Arvids,

On Mon, Apr 16, 2012 at 12:46 AM, Arvids Godjuks
<arvids.godj...@gmail.com>wrote:

> What happened with the proposal/RFC for expanding include/require with
> additional optional second param to allow for developers to define in place
> if he want's a pure PHP file to be included or a template file with direct
> HTML output?
> I like that proposal and take it over any other, because it gives
> developer a choice.

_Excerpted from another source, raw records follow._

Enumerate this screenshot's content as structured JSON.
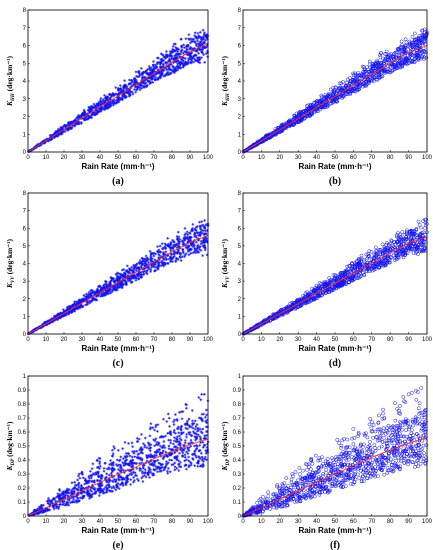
{
  "chart_data": [
    {
      "type": "scatter",
      "panel_label": "(a)",
      "marker": "star",
      "xlabel": "Rain Rate (mm·h⁻¹)",
      "ylabel_main": "K",
      "ylabel_sub": "HH",
      "ylabel_unit": "(deg·km⁻¹)",
      "xlim": [
        0,
        100
      ],
      "ylim": [
        0,
        8
      ],
      "xticks": [
        "0",
        "10",
        "20",
        "30",
        "40",
        "50",
        "60",
        "70",
        "80",
        "90",
        "100"
      ],
      "yticks": [
        "0",
        "1",
        "2",
        "3",
        "4",
        "5",
        "6",
        "7",
        "8"
      ],
      "band_upper": [
        [
          0,
          0
        ],
        [
          10,
          0.78
        ],
        [
          20,
          1.53
        ],
        [
          30,
          2.28
        ],
        [
          40,
          3.02
        ],
        [
          50,
          3.78
        ],
        [
          60,
          4.52
        ],
        [
          70,
          5.28
        ],
        [
          80,
          6.02
        ],
        [
          90,
          6.7
        ],
        [
          100,
          7.0
        ]
      ],
      "band_lower": [
        [
          0,
          0
        ],
        [
          10,
          0.55
        ],
        [
          20,
          1.05
        ],
        [
          30,
          1.6
        ],
        [
          40,
          2.2
        ],
        [
          50,
          2.8
        ],
        [
          60,
          3.35
        ],
        [
          70,
          3.9
        ],
        [
          80,
          4.4
        ],
        [
          90,
          4.9
        ],
        [
          100,
          5.0
        ]
      ],
      "mean_line": [
        [
          0,
          0
        ],
        [
          10,
          0.63
        ],
        [
          20,
          1.27
        ],
        [
          30,
          1.9
        ],
        [
          40,
          2.55
        ],
        [
          50,
          3.15
        ],
        [
          60,
          3.8
        ],
        [
          70,
          4.42
        ],
        [
          80,
          5.05
        ],
        [
          90,
          5.65
        ],
        [
          100,
          6.1
        ]
      ]
    },
    {
      "type": "scatter",
      "panel_label": "(b)",
      "marker": "circle",
      "xlabel": "Rain Rate (mm·h⁻¹)",
      "ylabel_main": "K",
      "ylabel_sub": "HH",
      "ylabel_unit": "(deg·km⁻¹)",
      "xlim": [
        0,
        100
      ],
      "ylim": [
        0,
        8
      ],
      "xticks": [
        "0",
        "10",
        "20",
        "30",
        "40",
        "50",
        "60",
        "70",
        "80",
        "90",
        "100"
      ],
      "yticks": [
        "0",
        "1",
        "2",
        "3",
        "4",
        "5",
        "6",
        "7",
        "8"
      ],
      "band_upper": [
        [
          0,
          0
        ],
        [
          10,
          0.75
        ],
        [
          20,
          1.5
        ],
        [
          30,
          2.25
        ],
        [
          40,
          3.0
        ],
        [
          50,
          3.72
        ],
        [
          60,
          4.45
        ],
        [
          70,
          5.2
        ],
        [
          80,
          5.95
        ],
        [
          90,
          6.6
        ],
        [
          100,
          7.0
        ]
      ],
      "band_lower": [
        [
          0,
          0
        ],
        [
          10,
          0.55
        ],
        [
          20,
          1.1
        ],
        [
          30,
          1.65
        ],
        [
          40,
          2.25
        ],
        [
          50,
          2.8
        ],
        [
          60,
          3.35
        ],
        [
          70,
          3.9
        ],
        [
          80,
          4.45
        ],
        [
          90,
          5.0
        ],
        [
          100,
          5.2
        ]
      ],
      "mean_line": [
        [
          0,
          0
        ],
        [
          10,
          0.62
        ],
        [
          20,
          1.25
        ],
        [
          30,
          1.88
        ],
        [
          40,
          2.52
        ],
        [
          50,
          3.12
        ],
        [
          60,
          3.75
        ],
        [
          70,
          4.38
        ],
        [
          80,
          5.0
        ],
        [
          90,
          5.6
        ],
        [
          100,
          6.0
        ]
      ]
    },
    {
      "type": "scatter",
      "panel_label": "(c)",
      "marker": "star",
      "xlabel": "Rain Rate (mm·h⁻¹)",
      "ylabel_main": "K",
      "ylabel_sub": "VV",
      "ylabel_unit": "(deg·km⁻¹)",
      "xlim": [
        0,
        100
      ],
      "ylim": [
        0,
        8
      ],
      "xticks": [
        "0",
        "10",
        "20",
        "30",
        "40",
        "50",
        "60",
        "70",
        "80",
        "90",
        "100"
      ],
      "yticks": [
        "0",
        "1",
        "2",
        "3",
        "4",
        "5",
        "6",
        "7",
        "8"
      ],
      "band_upper": [
        [
          0,
          0
        ],
        [
          10,
          0.72
        ],
        [
          20,
          1.42
        ],
        [
          30,
          2.12
        ],
        [
          40,
          2.82
        ],
        [
          50,
          3.52
        ],
        [
          60,
          4.2
        ],
        [
          70,
          4.9
        ],
        [
          80,
          5.6
        ],
        [
          90,
          6.2
        ],
        [
          100,
          6.6
        ]
      ],
      "band_lower": [
        [
          0,
          0
        ],
        [
          10,
          0.5
        ],
        [
          20,
          0.98
        ],
        [
          30,
          1.48
        ],
        [
          40,
          2.0
        ],
        [
          50,
          2.5
        ],
        [
          60,
          3.0
        ],
        [
          70,
          3.5
        ],
        [
          80,
          3.95
        ],
        [
          90,
          4.35
        ],
        [
          100,
          4.4
        ]
      ],
      "mean_line": [
        [
          0,
          0
        ],
        [
          10,
          0.58
        ],
        [
          20,
          1.17
        ],
        [
          30,
          1.76
        ],
        [
          40,
          2.35
        ],
        [
          50,
          2.92
        ],
        [
          60,
          3.5
        ],
        [
          70,
          4.08
        ],
        [
          80,
          4.66
        ],
        [
          90,
          5.2
        ],
        [
          100,
          5.6
        ]
      ]
    },
    {
      "type": "scatter",
      "panel_label": "(d)",
      "marker": "circle",
      "xlabel": "Rain Rate (mm·h⁻¹)",
      "ylabel_main": "K",
      "ylabel_sub": "VV",
      "ylabel_unit": "(deg·km⁻¹)",
      "xlim": [
        0,
        100
      ],
      "ylim": [
        0,
        8
      ],
      "xticks": [
        "0",
        "10",
        "20",
        "30",
        "40",
        "50",
        "60",
        "70",
        "80",
        "90",
        "100"
      ],
      "yticks": [
        "0",
        "1",
        "2",
        "3",
        "4",
        "5",
        "6",
        "7",
        "8"
      ],
      "band_upper": [
        [
          0,
          0
        ],
        [
          10,
          0.7
        ],
        [
          20,
          1.4
        ],
        [
          30,
          2.08
        ],
        [
          40,
          2.78
        ],
        [
          50,
          3.46
        ],
        [
          60,
          4.14
        ],
        [
          70,
          4.84
        ],
        [
          80,
          5.52
        ],
        [
          90,
          6.15
        ],
        [
          100,
          6.6
        ]
      ],
      "band_lower": [
        [
          0,
          0
        ],
        [
          10,
          0.5
        ],
        [
          20,
          1.0
        ],
        [
          30,
          1.5
        ],
        [
          40,
          2.02
        ],
        [
          50,
          2.52
        ],
        [
          60,
          3.02
        ],
        [
          70,
          3.52
        ],
        [
          80,
          4.0
        ],
        [
          90,
          4.45
        ],
        [
          100,
          4.6
        ]
      ],
      "mean_line": [
        [
          0,
          0
        ],
        [
          10,
          0.57
        ],
        [
          20,
          1.15
        ],
        [
          30,
          1.72
        ],
        [
          40,
          2.3
        ],
        [
          50,
          2.88
        ],
        [
          60,
          3.45
        ],
        [
          70,
          4.02
        ],
        [
          80,
          4.6
        ],
        [
          90,
          5.15
        ],
        [
          100,
          5.5
        ]
      ]
    },
    {
      "type": "scatter",
      "panel_label": "(e)",
      "marker": "star",
      "xlabel": "Rain Rate (mm·h⁻¹)",
      "ylabel_main": "K",
      "ylabel_sub": "DP",
      "ylabel_unit": "(deg·km⁻¹)",
      "xlim": [
        0,
        100
      ],
      "ylim": [
        0,
        1
      ],
      "xticks": [
        "0",
        "10",
        "20",
        "30",
        "40",
        "50",
        "60",
        "70",
        "80",
        "90",
        "100"
      ],
      "yticks": [
        "0",
        "0.1",
        "0.2",
        "0.3",
        "0.4",
        "0.5",
        "0.6",
        "0.7",
        "0.8",
        "0.9",
        "1"
      ],
      "band_upper": [
        [
          0,
          0
        ],
        [
          10,
          0.12
        ],
        [
          20,
          0.22
        ],
        [
          30,
          0.32
        ],
        [
          40,
          0.42
        ],
        [
          50,
          0.52
        ],
        [
          60,
          0.6
        ],
        [
          70,
          0.68
        ],
        [
          80,
          0.75
        ],
        [
          90,
          0.82
        ],
        [
          100,
          0.9
        ]
      ],
      "band_lower": [
        [
          0,
          0
        ],
        [
          10,
          0.03
        ],
        [
          20,
          0.07
        ],
        [
          30,
          0.12
        ],
        [
          40,
          0.17
        ],
        [
          50,
          0.22
        ],
        [
          60,
          0.27
        ],
        [
          70,
          0.31
        ],
        [
          80,
          0.34
        ],
        [
          90,
          0.37
        ],
        [
          100,
          0.38
        ]
      ],
      "mean_line": [
        [
          0,
          0
        ],
        [
          10,
          0.06
        ],
        [
          20,
          0.12
        ],
        [
          30,
          0.18
        ],
        [
          40,
          0.24
        ],
        [
          50,
          0.3
        ],
        [
          60,
          0.35
        ],
        [
          70,
          0.41
        ],
        [
          80,
          0.46
        ],
        [
          90,
          0.51
        ],
        [
          100,
          0.55
        ]
      ]
    },
    {
      "type": "scatter",
      "panel_label": "(f)",
      "marker": "circle",
      "xlabel": "Rain Rate (mm·h⁻¹)",
      "ylabel_main": "K",
      "ylabel_sub": "DP",
      "ylabel_unit": "(deg·km⁻¹)",
      "xlim": [
        0,
        100
      ],
      "ylim": [
        0,
        1
      ],
      "xticks": [
        "0",
        "10",
        "20",
        "30",
        "40",
        "50",
        "60",
        "70",
        "80",
        "90",
        "100"
      ],
      "yticks": [
        "0",
        "0.1",
        "0.2",
        "0.3",
        "0.4",
        "0.5",
        "0.6",
        "0.7",
        "0.8",
        "0.9",
        "1"
      ],
      "band_upper": [
        [
          0,
          0
        ],
        [
          10,
          0.13
        ],
        [
          20,
          0.24
        ],
        [
          30,
          0.34
        ],
        [
          40,
          0.44
        ],
        [
          50,
          0.54
        ],
        [
          60,
          0.63
        ],
        [
          70,
          0.72
        ],
        [
          80,
          0.8
        ],
        [
          90,
          0.88
        ],
        [
          100,
          0.95
        ]
      ],
      "band_lower": [
        [
          0,
          0
        ],
        [
          10,
          0.03
        ],
        [
          20,
          0.07
        ],
        [
          30,
          0.12
        ],
        [
          40,
          0.17
        ],
        [
          50,
          0.22
        ],
        [
          60,
          0.27
        ],
        [
          70,
          0.31
        ],
        [
          80,
          0.35
        ],
        [
          90,
          0.38
        ],
        [
          100,
          0.4
        ]
      ],
      "mean_line": [
        [
          0,
          0
        ],
        [
          10,
          0.06
        ],
        [
          20,
          0.12
        ],
        [
          30,
          0.18
        ],
        [
          40,
          0.24
        ],
        [
          50,
          0.3
        ],
        [
          60,
          0.36
        ],
        [
          70,
          0.42
        ],
        [
          80,
          0.47
        ],
        [
          90,
          0.52
        ],
        [
          100,
          0.56
        ]
      ]
    }
  ],
  "colors": {
    "points": "#1414f0",
    "mean_line": "#ff2a2a",
    "axes": "#000000"
  }
}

And if things do not go the right way and he ends up
> screwing up somewhere - he is able to fall back to the old mode just by
> modifying the include/require statement (and in a MVC framework with
> autoload usage that would be 1-2 places in the whole project).
> All that stuff with keywords, removing <?php tags and using special
> extensions require a continuous effort from the developers, additional
> support from the IDE/editors/other tools. Do we really need all that just
> to give people the ability to load their scripts as a pure PHP code?
> To my mind a modification to the include/require statements is all there
> is required to add that extra thing that Kris want's so badly and does not
> require to change your habbits, IDE templates, waiting for IDE/editors/WEB
> source code highlight libraries/source analyzers/etc to catch up with the
> change.
> There is also a question I just raised that is not yet answered that the
> keyword/extension thing can just break the valid performance tweak
> technique, that is used extensively in any project with big code base.
>

That may very well be the method proposed in my RFC, too.  I haven't made
up my mind on that point as I'd like to cover the pros/cons a little more
in depth (including the potential perf issue you just raised).  A handler
approach or something similar will still be necessary as well, since one
key reason for my RFC was to make it so that these scripts could be
executed directly via the webserver.  But as for determining how PHP itself
can identify a .phpp file, I think the three best options are:  Create new
tags, create new keywords, or create new parameters to existing keywords.
 I keep bouncing back and forth on which one I think is best, which tells
me that I need to hear more debate on that.  Thoughts?